As U.S. President Donald Trump's administration moves to take a harder line against crime in Central America, it will likely run into the same problems that have vexed many previous presidents. On the campaign trail, Trump emphasized domestic security and indicated that illegal immigrants and criminal gangs from Central America would get more attention from law enforcement. As president, he has already followed through on some of these campaign promises domestically. Now, the White House appears to be shifting its attention abroad. But as Washington turns up the heat on Central America, it is likely to find its goals thwarted by poverty, corruption and the amorphous nature of gangs.
The United States has for decades focused on stemming violent crime and illicit migration from Central America. U.S. President Donald Trump's administration has made countering criminal activity from this region a central part of its foreign and domestic security policies, and it will press forward in the coming years to craft a more aggressive stance toward violent crime and illegal migration in the region.

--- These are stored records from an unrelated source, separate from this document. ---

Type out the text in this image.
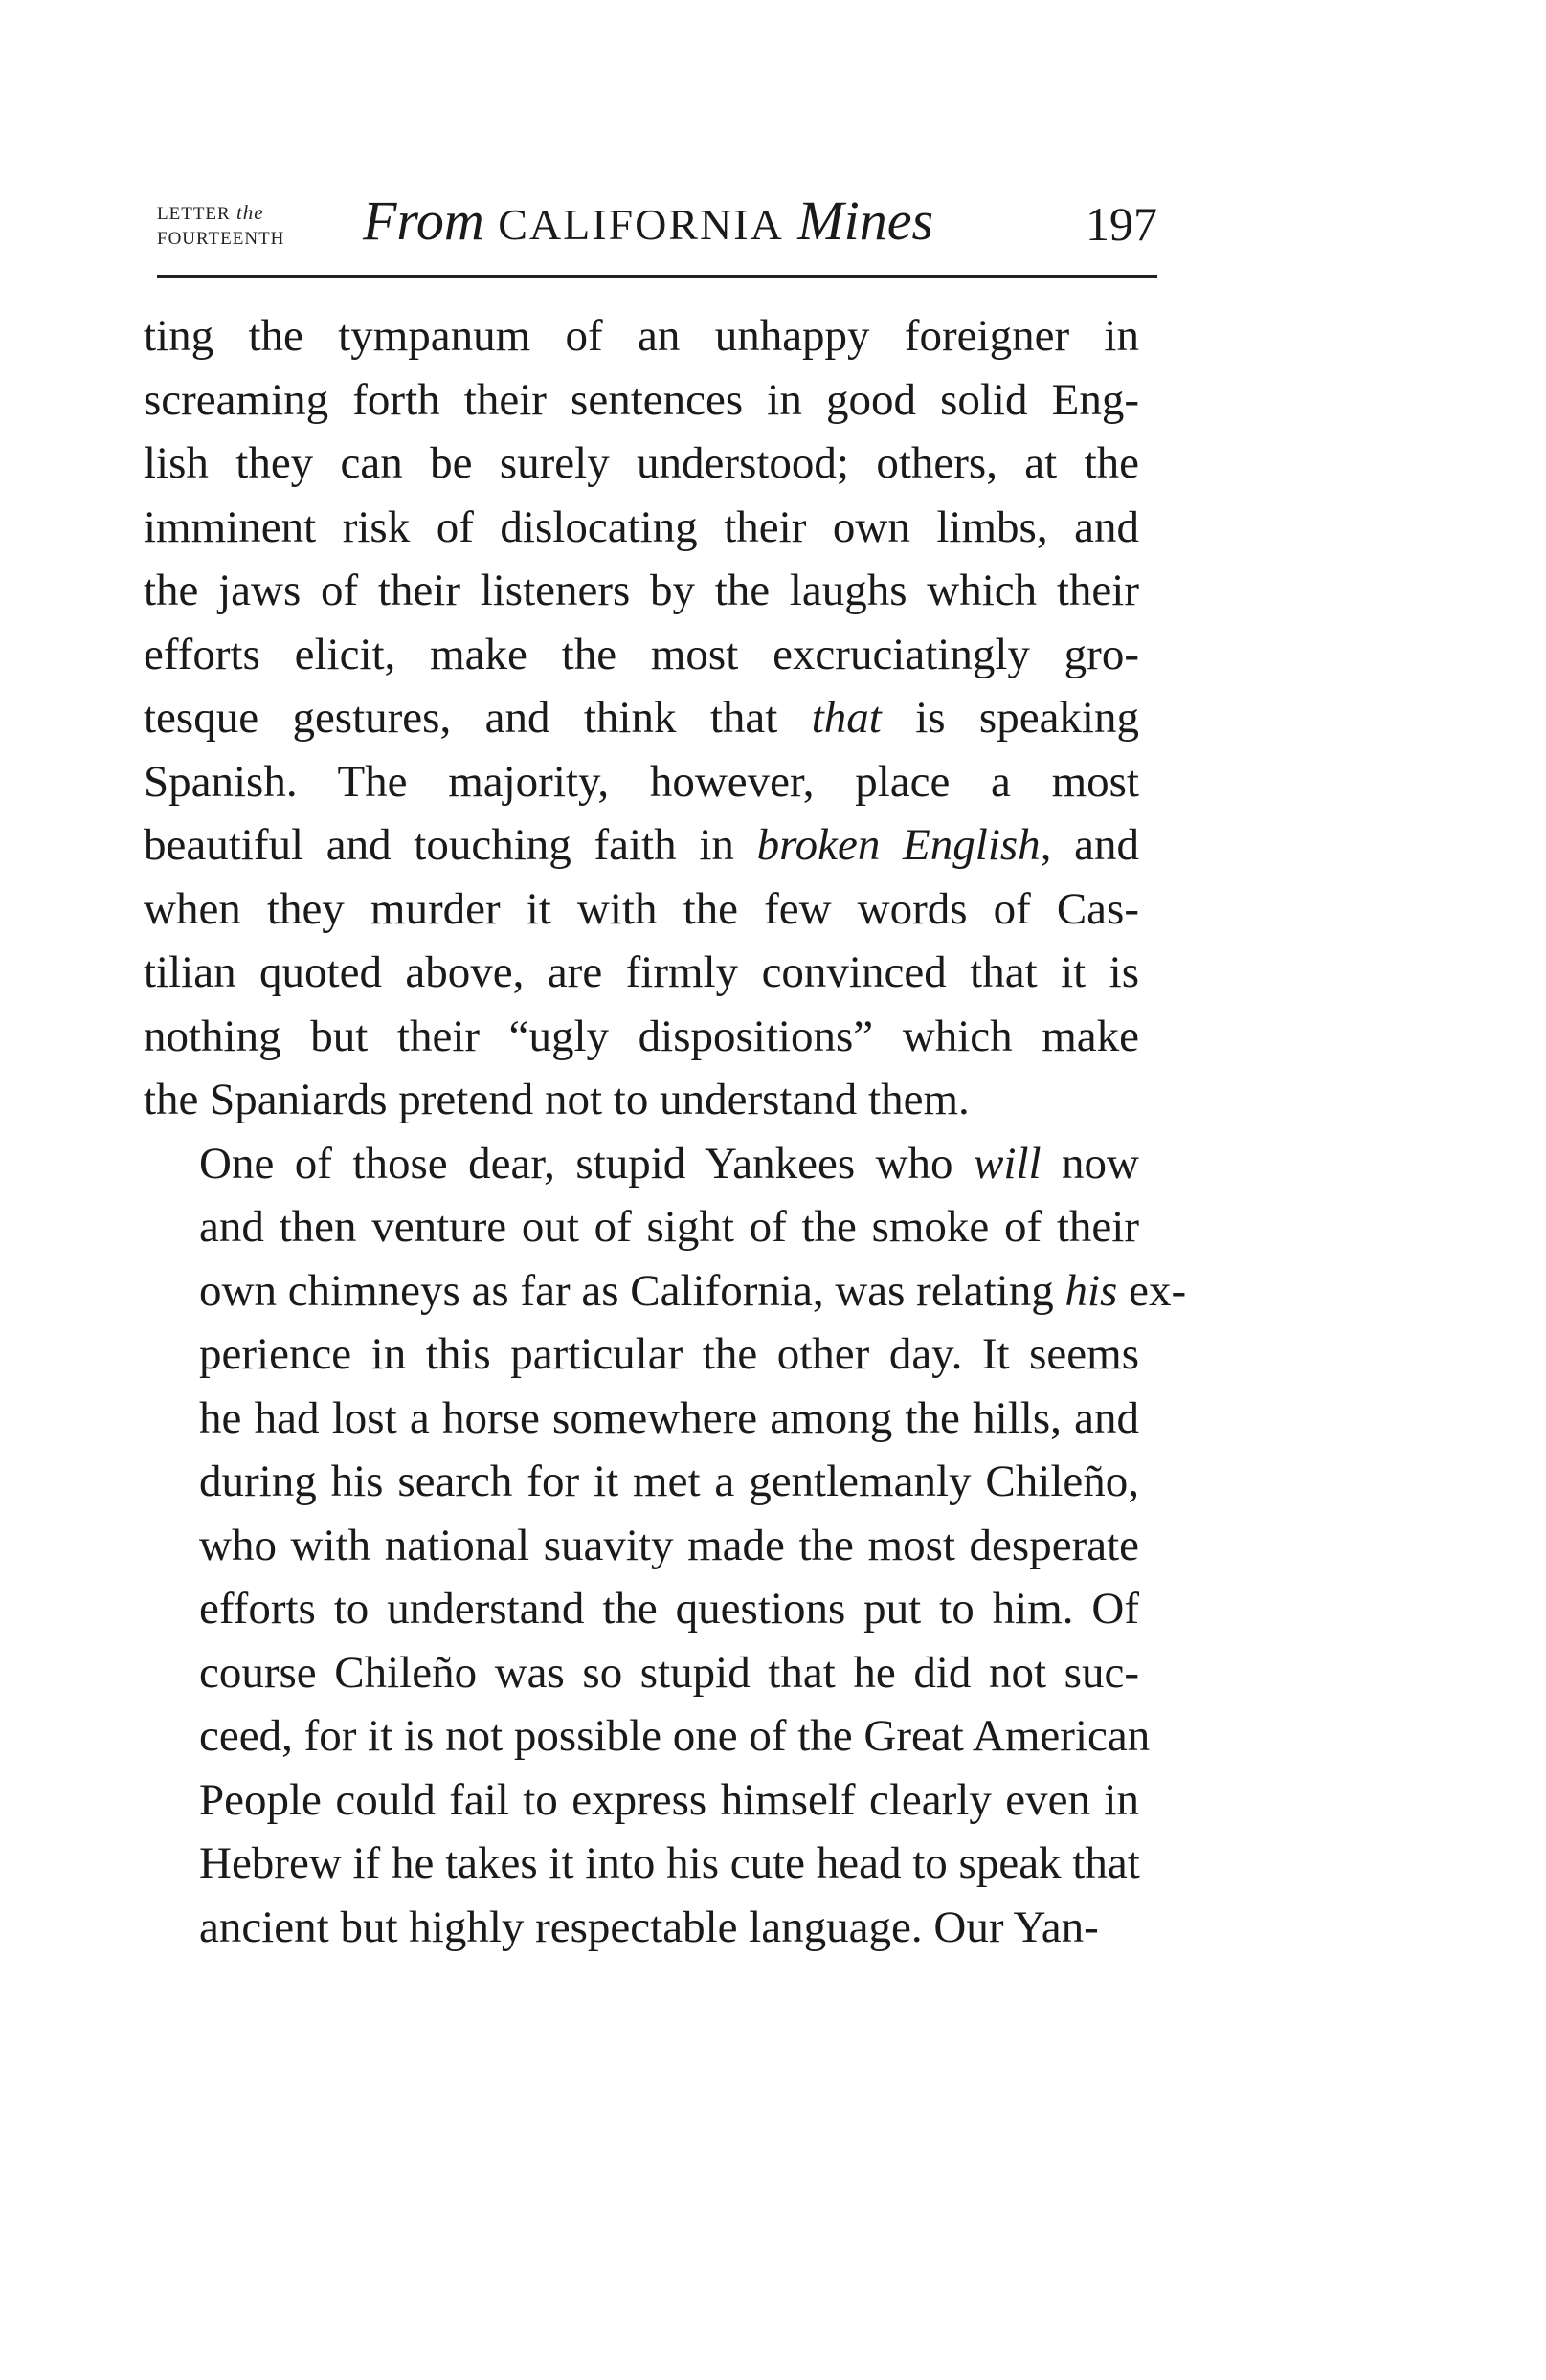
LETTER the
FOURTEENTH	From CALIFORNIA Mines	197

ting the tympanum of an unhappy foreigner in
screaming forth their sentences in good solid Eng-
lish they can be surely understood; others, at the
imminent risk of dislocating their own limbs, and
the jaws of their listeners by the laughs which their
efforts elicit, make the most excruciatingly gro-
tesque gestures, and think that that is speaking
Spanish. The majority, however, place a most
beautiful and touching faith in broken English, and
when they murder it with the few words of Cas-
tilian quoted above, are firmly convinced that it is
nothing but their “ugly dispositions” which make
the Spaniards pretend not to understand them.

One of those dear, stupid Yankees who will now
and then venture out of sight of the smoke of their
own chimneys as far as California, was relating his ex-
perience in this particular the other day. It seems
he had lost a horse somewhere among the hills, and
during his search for it met a gentlemanly Chileño,
who with national suavity made the most desperate
efforts to understand the questions put to him. Of
course Chileño was so stupid that he did not suc-
ceed, for it is not possible one of the Great American
People could fail to express himself clearly even in
Hebrew if he takes it into his cute head to speak that
ancient but highly respectable language. Our Yan-
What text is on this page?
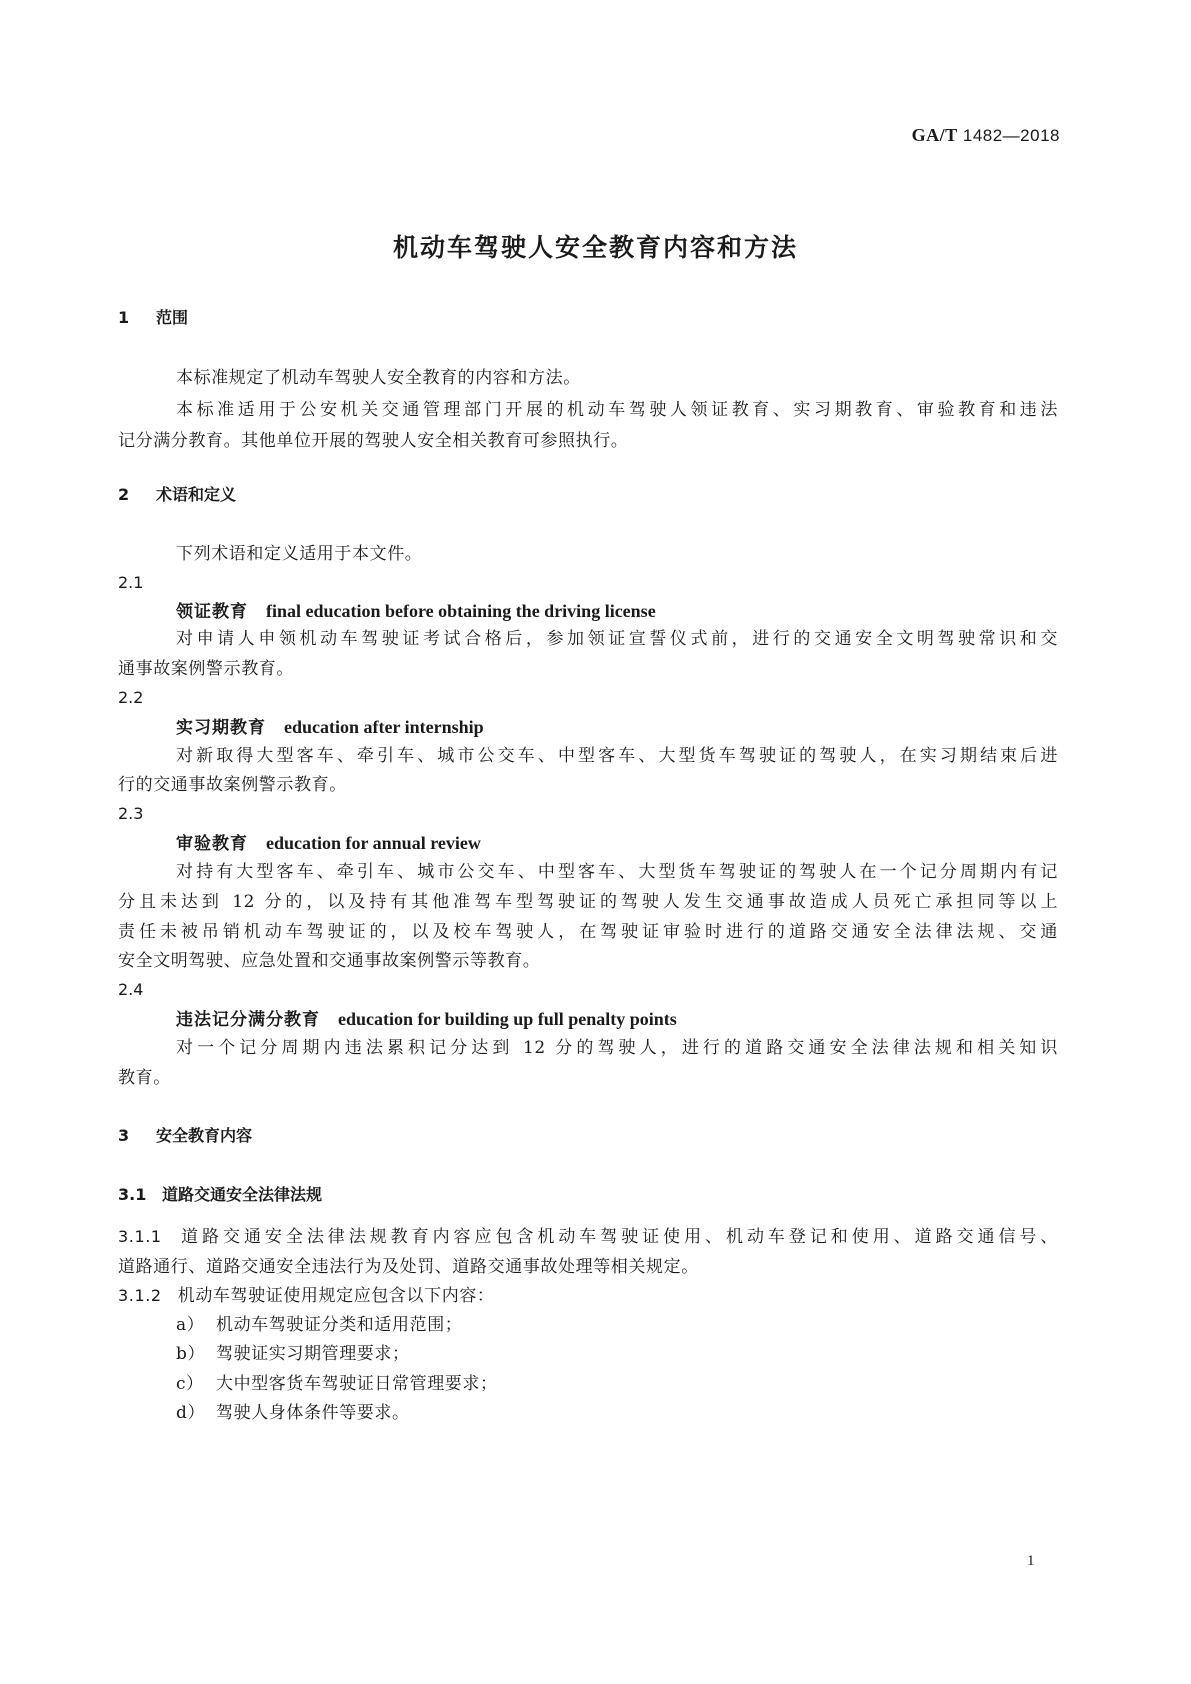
GA/T 1482—2018
机动车驾驶人安全教育内容和方法
1 范围
本标准规定了机动车驾驶人安全教育的内容和方法。
本标准适用于公安机关交通管理部门开展的机动车驾驶人领证教育、实习期教育、审验教育和违法
记分满分教育。其他单位开展的驾驶人安全相关教育可参照执行。
2 术语和定义
下列术语和定义适用于本文件。
2.1
领证教育 final education before obtaining the driving license
对申请人申领机动车驾驶证考试合格后，参加领证宣誓仪式前，进行的交通安全文明驾驶常识和交
通事故案例警示教育。
2.2
实习期教育 education after internship
对新取得大型客车、牵引车、城市公交车、中型客车、大型货车驾驶证的驾驶人，在实习期结束后进
行的交通事故案例警示教育。
2.3
审验教育 education for annual review
对持有大型客车、牵引车、城市公交车、中型客车、大型货车驾驶证的驾驶人在一个记分周期内有记
分且未达到 12 分的，以及持有其他准驾车型驾驶证的驾驶人发生交通事故造成人员死亡承担同等以上
责任未被吊销机动车驾驶证的，以及校车驾驶人，在驾驶证审验时进行的道路交通安全法律法规、交通
安全文明驾驶、应急处置和交通事故案例警示等教育。
2.4
违法记分满分教育 education for building up full penalty points
对一个记分周期内违法累积记分达到 12 分的驾驶人，进行的道路交通安全法律法规和相关知识
教育。
3 安全教育内容
3.1 道路交通安全法律法规
3.1.1 道路交通安全法律法规教育内容应包含机动车驾驶证使用、机动车登记和使用、道路交通信号、
道路通行、道路交通安全违法行为及处罚、道路交通事故处理等相关规定。
3.1.2 机动车驾驶证使用规定应包含以下内容：
a） 机动车驾驶证分类和适用范围；
b） 驾驶证实习期管理要求；
c） 大中型客货车驾驶证日常管理要求；
d） 驾驶人身体条件等要求。
1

Spotlight on Central America
Honduras, Guatemala and El Salvador — where many illegal migrants and criminal gang members in the United States are from — are in the spotlight as the Trump administration turns up the pressure. And the president has pointed to violent criminal gangs, particularly MS-13 (ethnically Salvadoran but born in Los Angeles), in its drive to tighten immigration. Over the next few years, U.S. institutions such as the State Department, the Department of Defense and the Department of Homeland Security will try to turn Trump's campaign rhetoric into actions that hit criminal groups or weaken the flow of drugs to the United States. Honduran President Juan Orlando Hernandez recently met with a U.S. State Department official in what was likely an attempt to find an actionable policy. And the United States can be expected to pressure the governments in Tegucigalpa, Guatemala City and San Salvador to target and arrest key criminals, as well as to enact more substantial programs to detect and slow migrants trying to cross into Mexico.
However, pressing for change and achieving it are two very different things. For decades, these Central American nations haven't been able to effectively move against these problems, which also vex the United States. The countries are poor, with small and extremely corrupt armies and police forces. The local institutions that the United States has to work with are limited and are not going to improve quickly. Training enough capable and trustworthy soldiers and police officers to challenge the cartels and gangs and to stem migrant flows will take years — and the Trump administration simply may not have enough time to fund these improvements.
Additionally, criminal activity in Central America is of relatively low importance for Washington compared with other pressing global problems, a fact that may delay further action. Criminal gangs are but one of many forms of violent crime within the United States, and illegal migration is far lower than it was a few decades ago. Furthermore, while drug trafficking to the United States is a public health issue, it isn't an existential crisis. A solution to the North Korean nuclear crisis is far more consequential for the United States than reining in MS-13, the 18th Street gang and similar criminals.
Decentralization is also likely to frustrate Washington's moves against threats south of the border, since there is no single group it can target to end the criminal threat from Central America. Gangs tend to be decentralized, so while authorities can round up their members, other factions will take their place. The same can be said of Mexican and Central American drug trafficking cartels, which have fragmented into smaller, more violent units as their leaders have been arrested or killed.
Turning to Mexico
While Washington faces formidable regional obstacles, not all of its goals are out of sight. Its successes will be small, and the United States will continue to rely primarily on Mexico to stem the flow of drugs and migrants northward. Mexico has an institutional capability that all Central American states lack, and that isn't going to change in the next few years. The administration can press for its Central American neighbors to take more aggressive action against criminal gangs, migration and drug traffickers — and that is likely where the U.S. push in Central America is going to go.
The security concerns the Trump administration is emphasizing are perennial, intractable issues that Washington's institutional bureaucracy cannot deal with conclusively. Their rather low importance, accompanied by institutional inertia, is going to limit the White House's ability to devote more time and resources to them.
In the end, the administration is probably going to respond to criminality from Central America with tactics reminiscent of measures that have already been tried. Mexico will shoulder most of the burden of helping the United States deal with security problems in its backyard. Though the administration will try to craft a response different from those of its predecessors, it will most likely resort to more of the same.